We're really starting to see folks re-envision that. They look at the government efforts, they look at all the government support, and they look at the models that show how much nuclear is going to be needed to meet our climate goals. The Intergovernmental Panel on Climate Change (IPCC) released a report last year that said, we are going to need $100 billion of investment every year in nuclear energy if we want to meet our goals.
The financial community has taken notice of that. I think the first step was, as you mentioned, is showing the policy support. The EU, including nuclear in their green taxonomy, was huge. In Canada, we've seen green bonds start to come out for nuclear, which were a first. That's created a lot of confidence among the investment community that this is something sustainable. At the end of the day, Wall Street wants to make money. I mean, that's the name of the game.
They need to see those economic returns that are possible. As they start to dive into the technologies and look at not only the technological advancements that have happened but also the massive amounts of carbon-free power that we're going to need here in the coming years, they see that value. We've seen several nuclear energy companies go public over the last couple of years.
NuScale went public through a SPAC merger last year. X-energy is in the process of going public through another SPAC merger. We saw Brookfield Renewables purchase Westinghouse, and so we're starting to see a lot of deals developed in this space. We did an analysis that looked at nuclear-related Wall Street deals over the last approximately 5 to 10 years. What we found was, in the last five years, we've had about a 400% increase in those types of deals. The numbers show it, the anecdotes show it and I think that trend is going to continue here in the future for quite some time.
Ed Coyne: I know Wall Street loves to hear the word 400% increase. That's always a good number to throw out there. Before we sign off, are any topics or points that I didn't ask that you think the listeners would find interesting? Anything else out there that you want to leave us with?
Benton Arnett: I think one of the things I would want everyone to recognize is that we've had so much technological advancement in this space. When we think about nuclear traditionally, and about these very large gigawatt-scale reactors, that's not where the world's headed, and that's not where a lot of these technology advancements are headed. Don't get me wrong, we are absolutely going to have a need for those gigawatt-scale reactors going forward, but we've also developed a lot of these small modular reactors.
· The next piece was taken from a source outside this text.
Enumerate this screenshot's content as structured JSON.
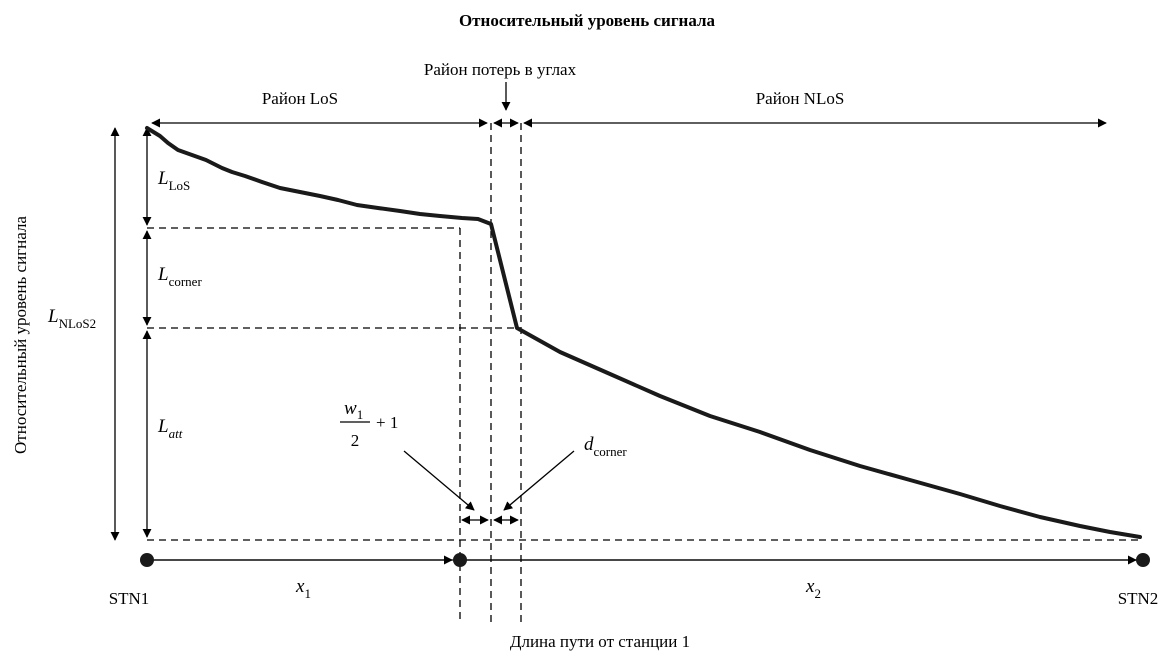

We have microreactors coming down the pipe. Any shape, size that you might need, there's a technology solution being developed for that along with any temperature you need. As we mentioned before, the applications are just growing, and the ability for nuclear to meet that process heat need and those other technology applications are only increasing by the year. If you've looked at nuclear in the past and maybe weren't convinced, I encourage you to come back and take a second look because we've changed quite a bit over the last couple of decades.
Ed Coyne: That's clear on your website. I encourage all our listeners to go to the Nuclear Energy Institute website, which is nei.org. The first place I would go is the resource section. I spent a lot of time on that preparing for this podcast. There are some cool stats and facts there.
Look at it at your state level. It shows you on a state-by-state level what percent of energy, if any, is coming from nuclear in your state. It's just a cool, informative website to check out. I encourage you to do that. Benton, really a treat to have you on, and hopefully we'll have you back as this continues to progress.
Benton Arnett: Ed, always happy to come back, and thanks for having me on.
Ed Coyne: Once again, I'm your host, Ed Coyne. Thank you all for listening to Sprott Radio.